IX. dit que dès que sa situation financière le permettra, X.________ sera tenu de rembourser à l’Etat, la part de l’indemnité allouée à son défenseur d’office mis à sa charge à concurrence de 1'539 fr. 30 (mille cinq cent trente-neuf francs et trente centimes)."

III. Une indemnité de défenseur d'office pour la procédure d'appel d'un montant de 4'463 fr. (quatre mille quatre cent soixante-trois francs), TVA et débours inclus, est allouée à Me Simon Perroud.

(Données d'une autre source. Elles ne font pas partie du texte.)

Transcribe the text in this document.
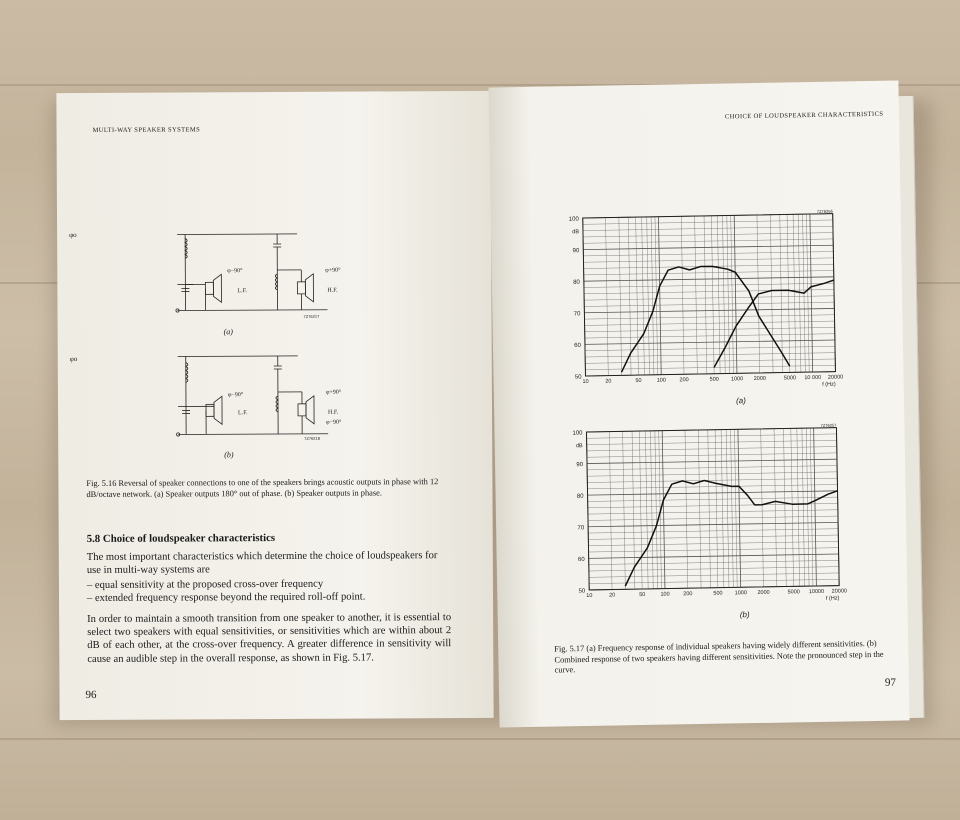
MULTI-WAY SPEAKER SYSTEMS
φo
φ−90°	φ+90°
L.F.	H.F.
7Z76217
(a)
φo
φ−90°	φ+90°
L.F.	H.F.
φ−90°
7Z76218
(b)
Fig. 5.16 Reversal of speaker connections to one of the speakers brings acoustic outputs in phase with 12 dB/octave network. (a) Speaker outputs 180° out of phase. (b) Speaker outputs in phase.
5.8 Choice of loudspeaker characteristics
The most important characteristics which determine the choice of loudspeakers for use in multi-way systems are
– equal sensitivity at the proposed cross-over frequency
– extended frequency response beyond the required roll-off point.
In order to maintain a smooth transition from one speaker to another, it is essential to select two speakers with equal sensitivities, or sensitivities which are within about 2 dB of each other, at the cross-over frequency. A greater difference in sensitivity will cause an audible step in the overall response, as shown in Fig. 5.17.
96
CHOICE OF LOUDSPEAKER CHARACTERISTICS
100
90
80
70
60
50
dB
10	20	50	100 200	500 1000 2000	5000 10 000 20000
f (Hz)
7Z76256
(a)
100
90
80
70
60
50
dB
10	20	50	100 200	500 1000 2000	5000 10000 20000
f (Hz)
7Z76257
(b)
Fig. 5.17 (a) Frequency response of individual speakers having widely different sensitivities. (b) Combined response of two speakers having different sensitivities. Note the pronounced step in the curve.
97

IV. Les frais d'appel par 7’693 fr. (sept mille six cent nonante-trois francs), y compris l'indemnité allouée au défenseur d'office, sont laissés à la charge de l’Etat.

V. Le jugement motivé est exécutoire.

Le président : La greffière :

Du

Le jugement qui précède, dont le dispositif a été communiqué par écrit aux intéressés le 15 septembre 2025, est notifié, par l'envoi d'une copie complète, à :

Me Simon Perroud, avocat (pour X.________),

Ministère public central,

et communiqué à :

M. le Président du Tribunal de police de l'arrondissement de Lausanne,

Mme la Procureure de l'arrondissement de Lausanne,

SPOP, par courrier électronique,

par l'envoi de photocopies.

Le présent jugement peut faire l'objet d'un recours en matière pénale devant le Tribunal fédéral au sens des art. 78 ss LTF (loi du 17 juin 2005 sur le Tribunal fédéral – RS 173.110). Ce recours doit être déposé devant le Tribunal fédéral dans les trente jours qui suivent la notification de l'expédition complète (art. 100 al. 1 LTF).